Get a single record.

Parameters:

idlike (int | str | None, default: None) – Either a uid stub, uid or an integer id.
expressions – Fields and values passed as Django query expressions.

Return type:

Record

Returns:

A record.

Raises:

lamindb.errors.DoesNotExist – In case no matching record is found.

See also

Guide: Query & search registries
Django documentation: Queries

Examples

>>> ulabel = ln.ULabel.get("FvtpPJLJ")
>>> ulabel = ln.ULabel.get(name="my-label")

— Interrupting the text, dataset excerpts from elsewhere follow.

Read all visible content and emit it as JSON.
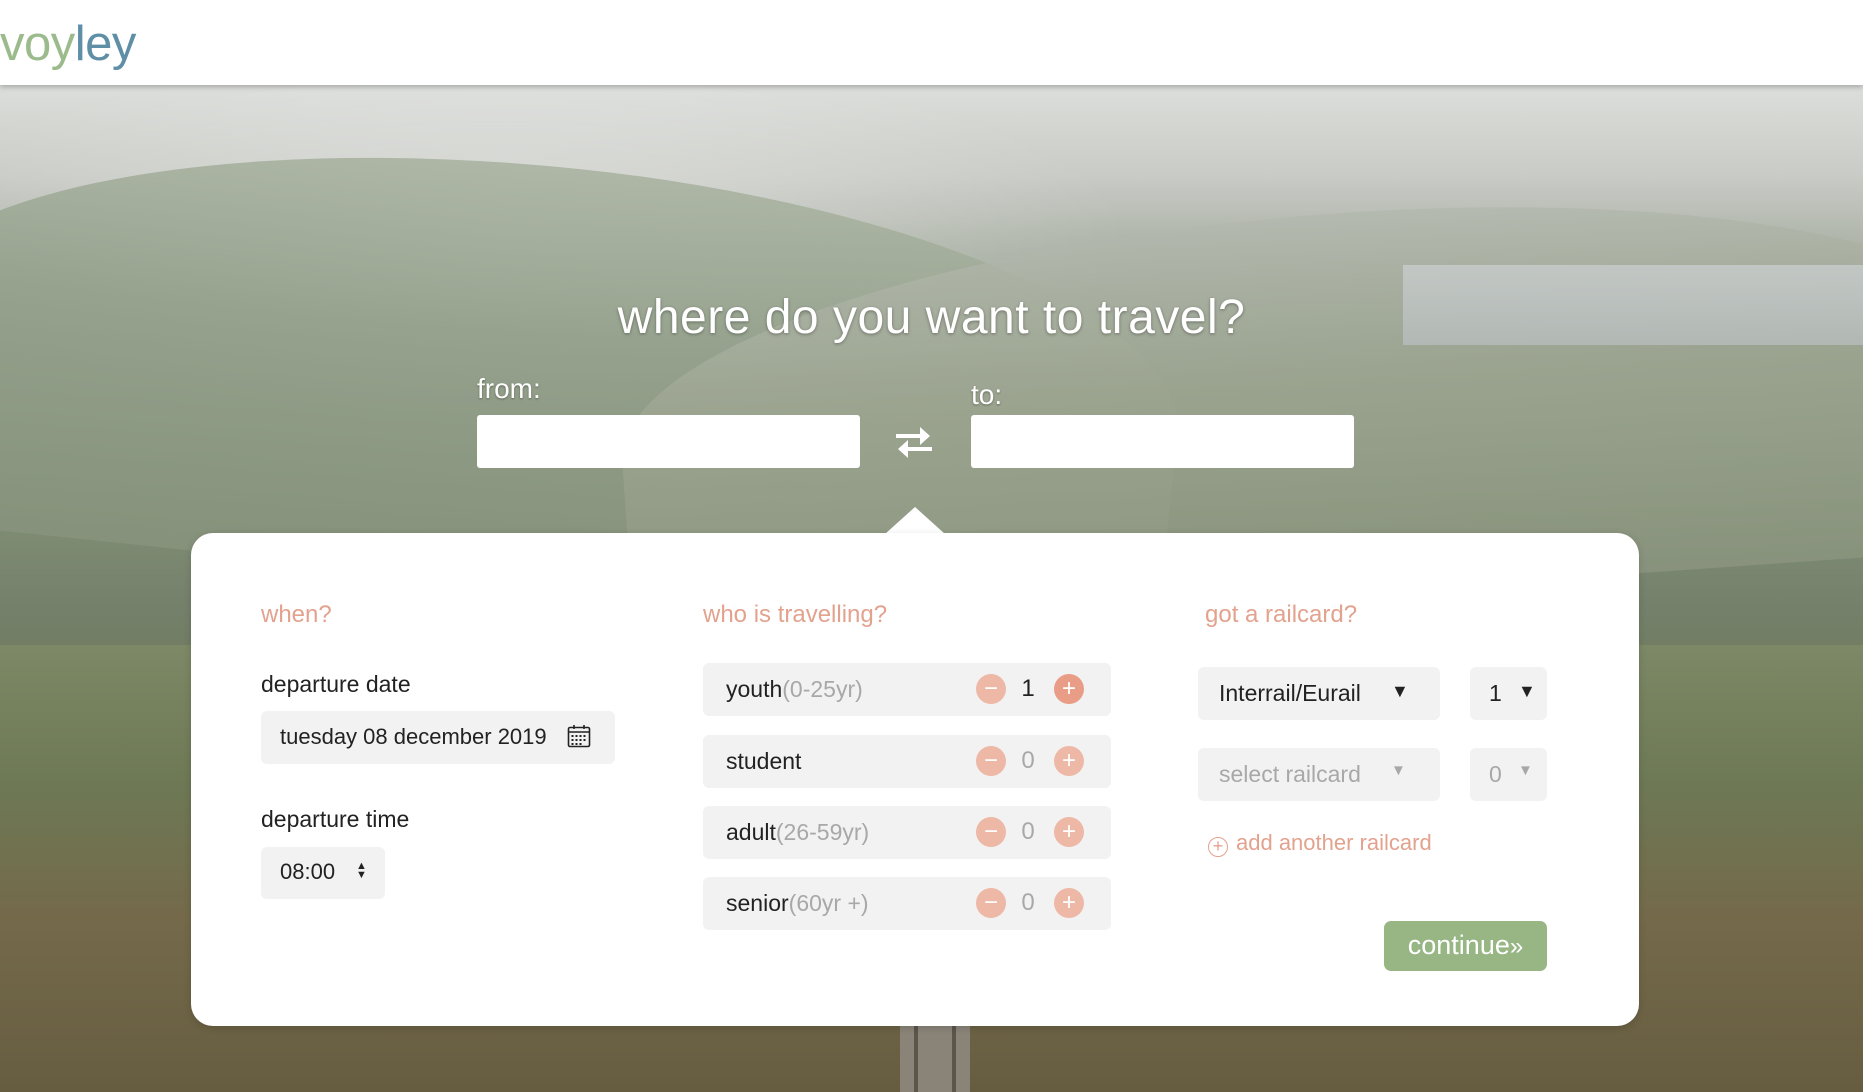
{
  "brand": {
    "logo_part1": "voy",
    "logo_part2": "ley"
  },
  "hero": {
    "headline": "where do you want to travel?",
    "from_label": "from:",
    "to_label": "to:",
    "from_value": "",
    "to_value": ""
  },
  "when": {
    "heading": "when?",
    "date_label": "departure date",
    "date_value": "tuesday 08 december 2019",
    "time_label": "departure time",
    "time_value": "08:00"
  },
  "who": {
    "heading": "who is travelling?",
    "passengers": [
      {
        "name": "youth",
        "age": "(0-25yr)",
        "count": "1"
      },
      {
        "name": "student",
        "age": "",
        "count": "0"
      },
      {
        "name": "adult",
        "age": "(26-59yr)",
        "count": "0"
      },
      {
        "name": "senior",
        "age": "(60yr +)",
        "count": "0"
      }
    ],
    "minus_symbol": "−",
    "plus_symbol": "+"
  },
  "railcard": {
    "heading": "got a railcard?",
    "rows": [
      {
        "card": "Interrail/Eurail",
        "qty": "1"
      },
      {
        "card": "select railcard",
        "qty": "0"
      }
    ],
    "add_label": "add another railcard",
    "add_symbol": "+",
    "arrow_symbol": "▼"
  },
  "actions": {
    "continue_label": "continue",
    "continue_symbol": "»"
  },
  "colors": {
    "accent": "#e3a28e",
    "brand_green": "#97b684",
    "brand_blue": "#5f8fa6",
    "panel_bg": "#ffffff"
  }
}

classmethod lookup(field=None, return_field=None)¶

Return an auto-complete object for a field.

Parameters:

field (str | DeferredAttribute | None, default: None) – The field to look up the values for. Defaults to first string field.
return_field (str | DeferredAttribute | None, default: None) – The field to return. If None, returns the whole record.

Return type:

NamedTuple

Returns:

A NamedTuple of lookup information of the field values with a dictionary converter.

See also

search()

Examples

>>> import bionty as bt
>>> bt.settings.organism = "human"
>>> bt.Gene.from_source(symbol="ADGB-DT").save()
>>> lookup = bt.Gene.lookup()
>>> lookup.adgb_dt
>>> lookup_dict = lookup.dict()
>>> lookup_dict['ADGB-DT']
>>> lookup_by_ensembl_id = bt.Gene.lookup(field="ensembl_gene_id")
>>> genes.ensg00000002745
>>> lookup_return_symbols = bt.Gene.lookup(field="ensembl_gene_id", return_field="symbol")

classmethod search(string, *, field=None, limit=20, case_sensitive=False)¶

Search.

Parameters:

string (str) – The input string to match against the field ontology values.
field (str | DeferredAttribute | None, default: None) – The field or fields to search. Search all string fields by default.
limit (int | None, default: 20) – Maximum amount of top results to return.
case_sensitive (bool, default: False) – Whether the match is case sensitive.

Return type:

QuerySet

Returns:

A sorted DataFrame of search results with a score in column score. If return_queryset is True. QuerySet.

See also

filter() lookup()

Examples

>>> ulabels = ln.ULabel.from_values(["ULabel1", "ULabel2", "ULabel3"], field="name")
>>> ln.save(ulabels)
>>> ln.ULabel.search("ULabel2")

classmethod using(instance)¶

Use a non-default LaminDB instance.

Parameters:: instance (str | None) – An instance identifier of form “account_handle/instance_name”.
Return type:: QuerySet

Examples

>>> ln.ULabel.using("account_handle/instance_name").search("ULabel7", field="name")
            uid    score
name
ULabel7  g7Hk9b2v  100.0
ULabel5  t4Jm6s0q   75.0
ULabel6  r2Xw8p1z   75.0

Methods¶

delete()¶

Delete.

Return type:: None

save(*args, **kwargs)¶

Save.

Always saves to the default database.

Return type:: Record

view_lineage(with_successors=False, distance=5)¶: View lineage of transforms.